L’esposizione vuole essere il racconto di una città che sogna d’essere santa. I grandi artisti e l’impegno dei Papi hanno reso Roma non solo il patrimonio dallo splendore incomparabile ma anche quell’idea di città costruita sul desiderio cristiano di esaltare la bellezza, la memoria, la civiltà della tradizione, la dignità e l’ideale universalistico di un uomo riscattato dal dolore. La mostra è soprattutto un’esperienza tematica. Fuori dal rigore cronologico, declina i temi evangelici. L’infanzia, la maternità, la gioia e la sofferenza, la resurrezione, la misericordia, la speranza attraverso alcuni dei grandi maestri della pittura. Andrea del Sarto, Perugino, Annibale Carracci, Pietro da Cortona, Cavalier d’Arpino, di Pompeo Batoni, Giovanni Battista Salvi detto il Sassoferrato, Anton Raphael Mengs, Battistello Caracciolo, Federico Barocci accanto a Bruno Ceccobelli, Giuseppe Salvatori, Luigi Stoisa e di Giorgio Di Giorgio.

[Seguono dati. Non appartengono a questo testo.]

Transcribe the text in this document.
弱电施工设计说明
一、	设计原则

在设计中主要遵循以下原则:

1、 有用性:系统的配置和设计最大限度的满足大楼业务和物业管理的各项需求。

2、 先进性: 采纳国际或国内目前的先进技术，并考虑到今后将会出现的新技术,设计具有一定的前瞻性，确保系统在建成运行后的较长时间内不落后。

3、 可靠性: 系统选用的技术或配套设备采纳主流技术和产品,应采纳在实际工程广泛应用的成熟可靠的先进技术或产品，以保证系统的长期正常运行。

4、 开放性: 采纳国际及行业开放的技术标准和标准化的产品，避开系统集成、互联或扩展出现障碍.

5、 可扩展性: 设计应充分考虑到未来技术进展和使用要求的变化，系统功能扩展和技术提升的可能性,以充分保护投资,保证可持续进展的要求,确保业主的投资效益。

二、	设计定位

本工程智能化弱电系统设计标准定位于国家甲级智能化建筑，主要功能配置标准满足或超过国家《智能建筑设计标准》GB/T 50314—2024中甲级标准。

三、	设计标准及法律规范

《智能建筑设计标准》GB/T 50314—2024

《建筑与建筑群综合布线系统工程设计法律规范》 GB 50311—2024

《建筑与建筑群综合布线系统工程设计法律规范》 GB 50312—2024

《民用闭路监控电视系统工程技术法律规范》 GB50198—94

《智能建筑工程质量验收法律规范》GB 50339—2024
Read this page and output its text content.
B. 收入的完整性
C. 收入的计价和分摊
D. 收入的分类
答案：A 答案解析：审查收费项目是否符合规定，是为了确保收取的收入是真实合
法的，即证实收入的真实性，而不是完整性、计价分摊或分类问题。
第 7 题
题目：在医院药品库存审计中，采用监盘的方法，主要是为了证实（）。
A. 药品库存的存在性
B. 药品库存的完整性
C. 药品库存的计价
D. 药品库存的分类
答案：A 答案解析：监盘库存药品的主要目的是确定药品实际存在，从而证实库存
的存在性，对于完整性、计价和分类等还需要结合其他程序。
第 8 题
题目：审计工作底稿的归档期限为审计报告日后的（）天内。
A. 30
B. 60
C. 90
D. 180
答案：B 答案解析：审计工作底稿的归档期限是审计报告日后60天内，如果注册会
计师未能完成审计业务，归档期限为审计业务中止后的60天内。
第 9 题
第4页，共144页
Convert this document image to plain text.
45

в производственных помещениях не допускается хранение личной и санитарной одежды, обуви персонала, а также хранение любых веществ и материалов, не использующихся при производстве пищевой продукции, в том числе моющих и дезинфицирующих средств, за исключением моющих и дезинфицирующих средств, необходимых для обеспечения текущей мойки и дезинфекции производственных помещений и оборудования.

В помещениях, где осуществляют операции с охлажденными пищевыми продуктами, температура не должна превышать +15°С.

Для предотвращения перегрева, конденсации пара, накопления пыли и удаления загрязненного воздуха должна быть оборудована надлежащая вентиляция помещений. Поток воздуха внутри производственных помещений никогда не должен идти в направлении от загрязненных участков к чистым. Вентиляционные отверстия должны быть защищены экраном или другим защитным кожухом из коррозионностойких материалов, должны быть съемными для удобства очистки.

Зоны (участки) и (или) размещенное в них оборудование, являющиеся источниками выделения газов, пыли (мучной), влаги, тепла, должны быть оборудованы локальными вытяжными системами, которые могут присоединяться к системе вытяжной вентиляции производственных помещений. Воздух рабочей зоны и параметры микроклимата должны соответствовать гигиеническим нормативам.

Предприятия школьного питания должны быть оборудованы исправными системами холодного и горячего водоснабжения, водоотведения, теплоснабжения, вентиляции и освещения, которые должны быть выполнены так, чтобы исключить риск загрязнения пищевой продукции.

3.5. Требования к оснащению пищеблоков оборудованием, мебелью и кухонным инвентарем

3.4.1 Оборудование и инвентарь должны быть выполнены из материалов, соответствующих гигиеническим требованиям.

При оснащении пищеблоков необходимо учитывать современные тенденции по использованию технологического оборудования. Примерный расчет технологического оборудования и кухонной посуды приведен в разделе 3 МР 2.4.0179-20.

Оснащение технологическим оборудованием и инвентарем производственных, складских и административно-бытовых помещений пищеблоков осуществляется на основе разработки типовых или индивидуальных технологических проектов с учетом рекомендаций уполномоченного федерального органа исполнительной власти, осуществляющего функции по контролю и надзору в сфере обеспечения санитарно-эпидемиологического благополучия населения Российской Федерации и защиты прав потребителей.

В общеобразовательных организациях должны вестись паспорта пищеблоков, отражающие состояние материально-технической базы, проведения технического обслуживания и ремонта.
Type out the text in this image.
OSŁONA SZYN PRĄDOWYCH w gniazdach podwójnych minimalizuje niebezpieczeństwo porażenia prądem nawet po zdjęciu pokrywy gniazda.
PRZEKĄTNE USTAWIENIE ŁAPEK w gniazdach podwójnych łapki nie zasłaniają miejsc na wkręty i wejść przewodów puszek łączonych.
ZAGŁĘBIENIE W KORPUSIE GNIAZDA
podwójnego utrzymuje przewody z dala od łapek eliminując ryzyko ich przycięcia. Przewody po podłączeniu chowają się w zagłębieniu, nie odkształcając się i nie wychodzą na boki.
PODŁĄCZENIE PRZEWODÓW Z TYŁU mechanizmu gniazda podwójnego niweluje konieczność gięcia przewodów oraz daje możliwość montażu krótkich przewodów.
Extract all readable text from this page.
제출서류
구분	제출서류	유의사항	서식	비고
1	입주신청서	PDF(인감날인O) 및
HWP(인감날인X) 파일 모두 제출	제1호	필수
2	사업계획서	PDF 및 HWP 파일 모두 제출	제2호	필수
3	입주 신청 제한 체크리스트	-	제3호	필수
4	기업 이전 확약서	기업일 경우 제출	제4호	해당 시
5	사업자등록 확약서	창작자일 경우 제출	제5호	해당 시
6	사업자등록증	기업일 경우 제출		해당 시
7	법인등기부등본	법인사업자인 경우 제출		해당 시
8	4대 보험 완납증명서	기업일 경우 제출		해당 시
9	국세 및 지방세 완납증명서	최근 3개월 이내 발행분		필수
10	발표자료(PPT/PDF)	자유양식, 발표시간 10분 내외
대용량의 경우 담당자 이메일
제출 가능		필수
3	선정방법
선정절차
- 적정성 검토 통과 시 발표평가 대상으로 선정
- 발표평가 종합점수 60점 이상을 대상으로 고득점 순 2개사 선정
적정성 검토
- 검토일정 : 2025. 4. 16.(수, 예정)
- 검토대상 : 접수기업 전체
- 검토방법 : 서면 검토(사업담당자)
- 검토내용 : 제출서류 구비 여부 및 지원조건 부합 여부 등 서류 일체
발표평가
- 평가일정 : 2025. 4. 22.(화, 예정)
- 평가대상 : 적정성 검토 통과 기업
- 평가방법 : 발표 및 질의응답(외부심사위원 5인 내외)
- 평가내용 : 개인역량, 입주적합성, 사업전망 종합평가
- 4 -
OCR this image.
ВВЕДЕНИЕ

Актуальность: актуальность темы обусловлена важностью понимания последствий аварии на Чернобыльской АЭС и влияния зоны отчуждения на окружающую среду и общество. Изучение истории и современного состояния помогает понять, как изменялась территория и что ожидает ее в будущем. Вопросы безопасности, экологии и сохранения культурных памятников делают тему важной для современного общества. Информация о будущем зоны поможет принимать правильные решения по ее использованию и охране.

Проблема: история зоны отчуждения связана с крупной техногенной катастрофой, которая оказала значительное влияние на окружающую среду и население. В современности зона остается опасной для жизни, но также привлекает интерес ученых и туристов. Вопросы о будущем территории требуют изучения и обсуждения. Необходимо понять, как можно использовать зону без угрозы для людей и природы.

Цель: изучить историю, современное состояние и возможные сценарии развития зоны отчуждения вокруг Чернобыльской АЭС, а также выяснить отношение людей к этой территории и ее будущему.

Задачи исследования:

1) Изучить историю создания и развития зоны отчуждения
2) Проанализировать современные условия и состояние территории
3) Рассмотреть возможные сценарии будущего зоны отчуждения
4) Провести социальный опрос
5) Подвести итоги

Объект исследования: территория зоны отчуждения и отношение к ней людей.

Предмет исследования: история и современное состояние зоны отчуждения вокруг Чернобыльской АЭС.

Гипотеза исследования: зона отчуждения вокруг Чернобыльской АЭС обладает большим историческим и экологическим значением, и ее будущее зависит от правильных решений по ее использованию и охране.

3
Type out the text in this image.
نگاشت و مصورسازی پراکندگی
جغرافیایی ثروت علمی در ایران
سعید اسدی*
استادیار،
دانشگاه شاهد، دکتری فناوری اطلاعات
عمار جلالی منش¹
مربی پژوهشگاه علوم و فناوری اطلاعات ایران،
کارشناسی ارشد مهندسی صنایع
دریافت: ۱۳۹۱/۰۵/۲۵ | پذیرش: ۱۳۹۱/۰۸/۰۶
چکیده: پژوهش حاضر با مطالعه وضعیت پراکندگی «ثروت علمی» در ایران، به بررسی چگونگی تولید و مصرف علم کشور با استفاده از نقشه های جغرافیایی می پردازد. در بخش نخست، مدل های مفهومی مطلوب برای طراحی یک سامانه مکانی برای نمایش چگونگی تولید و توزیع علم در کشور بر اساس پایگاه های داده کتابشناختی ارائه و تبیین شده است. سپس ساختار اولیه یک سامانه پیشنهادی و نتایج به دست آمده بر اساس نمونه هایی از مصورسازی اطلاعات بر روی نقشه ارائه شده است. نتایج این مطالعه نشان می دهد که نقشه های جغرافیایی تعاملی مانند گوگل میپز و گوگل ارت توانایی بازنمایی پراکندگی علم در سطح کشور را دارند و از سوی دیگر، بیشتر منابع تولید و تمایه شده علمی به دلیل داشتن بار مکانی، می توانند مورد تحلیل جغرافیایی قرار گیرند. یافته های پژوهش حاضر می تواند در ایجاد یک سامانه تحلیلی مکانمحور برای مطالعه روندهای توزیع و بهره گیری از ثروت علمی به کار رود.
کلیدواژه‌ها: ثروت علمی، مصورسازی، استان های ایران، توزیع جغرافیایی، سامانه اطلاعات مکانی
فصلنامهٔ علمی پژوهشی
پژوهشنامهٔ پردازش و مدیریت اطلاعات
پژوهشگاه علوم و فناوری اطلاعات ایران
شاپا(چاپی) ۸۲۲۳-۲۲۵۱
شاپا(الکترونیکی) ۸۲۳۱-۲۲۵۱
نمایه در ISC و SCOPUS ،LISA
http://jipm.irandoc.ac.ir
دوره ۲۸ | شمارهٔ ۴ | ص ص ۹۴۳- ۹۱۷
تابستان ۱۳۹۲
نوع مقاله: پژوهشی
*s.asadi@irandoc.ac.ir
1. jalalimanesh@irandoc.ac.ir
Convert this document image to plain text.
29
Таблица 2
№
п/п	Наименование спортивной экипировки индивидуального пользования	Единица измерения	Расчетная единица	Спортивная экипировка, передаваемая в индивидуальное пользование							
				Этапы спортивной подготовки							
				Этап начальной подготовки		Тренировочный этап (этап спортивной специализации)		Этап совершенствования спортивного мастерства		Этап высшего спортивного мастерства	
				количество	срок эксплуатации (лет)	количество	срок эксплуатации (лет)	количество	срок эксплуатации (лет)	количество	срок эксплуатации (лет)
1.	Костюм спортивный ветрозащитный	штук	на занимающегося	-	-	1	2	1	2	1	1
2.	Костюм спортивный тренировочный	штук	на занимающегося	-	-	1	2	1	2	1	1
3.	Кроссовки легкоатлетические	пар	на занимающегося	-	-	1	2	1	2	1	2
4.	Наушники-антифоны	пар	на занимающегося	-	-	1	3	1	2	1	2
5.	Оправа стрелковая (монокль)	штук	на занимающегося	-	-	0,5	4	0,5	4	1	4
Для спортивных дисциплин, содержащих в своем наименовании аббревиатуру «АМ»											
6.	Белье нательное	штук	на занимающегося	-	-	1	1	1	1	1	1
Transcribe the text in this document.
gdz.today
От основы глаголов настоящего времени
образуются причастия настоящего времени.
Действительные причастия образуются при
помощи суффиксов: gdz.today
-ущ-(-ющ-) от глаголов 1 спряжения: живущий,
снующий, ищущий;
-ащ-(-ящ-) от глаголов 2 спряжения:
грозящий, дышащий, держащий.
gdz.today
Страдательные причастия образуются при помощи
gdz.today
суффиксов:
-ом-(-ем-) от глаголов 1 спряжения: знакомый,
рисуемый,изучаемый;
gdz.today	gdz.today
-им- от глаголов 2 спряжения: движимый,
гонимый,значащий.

Il cardinale Baldisseri, dal 15 settembre 2020 segretario generale emerito del Sinodo dei Vescovi, è intervenuto alla conferenza stampa di presentazione della mostra, ricordando che si tratta di “una mostra importante. In un periodo storico in cui si sta rivedendo il piano geo -politico del mondo c’è ancora qualcosa che ci contraddistingue, la cultura e l’arte, aspetto principe, fondamentale in cui il nostro Paese primeggia e Castel Sant’Angelo, dove è stata allestita la mostra, la città di Roma, in particolare, sono luoghi della storia e della spiritualità, la Capitale ricordiamolo è centro del cattolicesimo”.

“Celebriamo un anno straordinario, l’anno del Giubileo ha spiegato il direttore generale dei Musei del Mic, Massimo Osanna, accanto a Giorgio Simeoni, presidente della Commissione Speciale Giubileo 2025 della Regione Lazio- Desideriamo che i nostri musei possano trasformarsi in luoghi di incontro, dialogo, confronto anche dinanzi a diversità, apparentemente inconciliabili. Musei ‘accessibili’, aperti alle nuove generazioni con l’obiettivo di valorizzare il nostro ricco patrimonio (il 90% è ancora custodito nei depositi). E’ questo il nostro impegno ha promesso Osanna anche attraverso un capillare lavoro di digitalizzazione, affinchè i musei si trasformino in luoghi dove il pubblico possa sempre ritornare”.

All’esposizione hanno collaborato molti istituti nazionali del Ministero della Cultura, quali le Gallerie Nazionali di Arte Antica-Palazzo Barberini e Galleria Corsini, la Galleria Nazionale dell’Umbria, la Galleria Nazionale delle Marche e i Musei Reali di Torino-Galleria Sabauda, oltre all’Accademia Nazionale di San Luca e ad alcune istituzioni comunali quali il Museo della Città civico diocesano di Acquapendente.

Del patrimonio di quei soggetti prestatori sono stati privilegiati i depositi e le opere rare di grandi artisti ma non solo, nell’idea che un punto di forza della mostra sia anche la ‘restituzione’ al visitatore di un mondo artistico tanto vasto quanto, per alcuni aspetti, poco conosciuto. Aspetto sostenuto da Mario Turetta, capo dipartimento per le attività culturali del MiC, presente alla conferenza stampa di presentazione della mostra per il quale “non c’è recupero che non sia valorizzazione di un immaginario culturale storico che esiste e che tuttavia è ancora da ridisegnare, facendolo emergere dai depositi”.